Queries apply to a pool of items (either: electronically available documents, or just bibliographic descriptions of these documents, perhaps adorned with keywords and other information); for each query, the system assigns a degree of relevance to each item, then applies ranking (sorting by relevance).

Given the relevance relation between n individual index terms and documents, we can think of documents as points in n-dimensional vector space and use the distance in this space to determine the extent to which documents are related. In the same way we can determine correlations between index terms. This vector space model can therefore be used to navigate the document space or index term space; an approach completely opposite to the explicit navigation links provided by hypertext.


Two quality measures are associated with query results: precision, which is the percentage of returned documents that are indeed relevant to the user's real information need, and recall, which is the percentage of relevant documents returned by the query.
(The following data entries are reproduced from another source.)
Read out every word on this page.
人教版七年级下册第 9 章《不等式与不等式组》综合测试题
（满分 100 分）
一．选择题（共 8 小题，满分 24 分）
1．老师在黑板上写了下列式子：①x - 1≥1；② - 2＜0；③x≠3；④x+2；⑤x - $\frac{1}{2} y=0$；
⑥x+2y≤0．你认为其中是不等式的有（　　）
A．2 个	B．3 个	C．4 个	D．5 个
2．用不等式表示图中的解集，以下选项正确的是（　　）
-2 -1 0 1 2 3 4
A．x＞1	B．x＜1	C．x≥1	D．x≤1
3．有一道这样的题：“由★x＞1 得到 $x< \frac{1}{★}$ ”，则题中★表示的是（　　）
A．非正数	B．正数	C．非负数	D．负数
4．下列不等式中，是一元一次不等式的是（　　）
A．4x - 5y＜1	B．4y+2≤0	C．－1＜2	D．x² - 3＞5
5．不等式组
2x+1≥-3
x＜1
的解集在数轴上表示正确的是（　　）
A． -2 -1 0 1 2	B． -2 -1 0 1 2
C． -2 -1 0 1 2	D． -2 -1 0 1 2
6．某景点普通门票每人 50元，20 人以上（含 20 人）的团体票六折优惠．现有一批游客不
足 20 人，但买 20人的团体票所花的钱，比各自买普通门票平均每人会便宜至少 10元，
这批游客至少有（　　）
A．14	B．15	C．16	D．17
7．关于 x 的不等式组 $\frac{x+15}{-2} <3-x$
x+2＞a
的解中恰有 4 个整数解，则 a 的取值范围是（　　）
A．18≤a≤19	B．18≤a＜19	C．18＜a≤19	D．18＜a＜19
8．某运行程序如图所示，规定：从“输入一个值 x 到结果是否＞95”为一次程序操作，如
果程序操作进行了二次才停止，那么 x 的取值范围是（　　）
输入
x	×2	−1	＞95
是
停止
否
Mmm ... I see fallout being mentioned as a third measure, but you'll have to look that up yourself.

The 'real information need' of a user can only be measured afterwards, if at all. These measures are useful for the empirical validation of a system's performance.


IR is what makes the simple search in Altavista so bloody irritating: you enter a keyword and it returns scores of documents that don't even contain the keyword. It's the "we're so much smarter than you are, we can't even tell you how" attitude.


Techniques for language analysis are also considered part of IR. They mainly deal with words and their morphology: stemming associates word forms (such as plurals) with a common base form, stop lists remove too-common words.

Stemming is really a primitive form of thesaurus-based indexing.


Both the quantitative approach and the stress on empirical validation have a strong 50s feel to them. In this sense, IR is not part of computer science, but rather a precursor: computer scientists operate with a discrete ('qualitative'), structure-based, formal language based approach, as exemplified by database theory. Today, in the Web age, integration of the two approaches is necessary and inevitable.


A popular introductory textbook is C.J. van Rijsbergen's "Information Retrieval", available on the Web (use Google).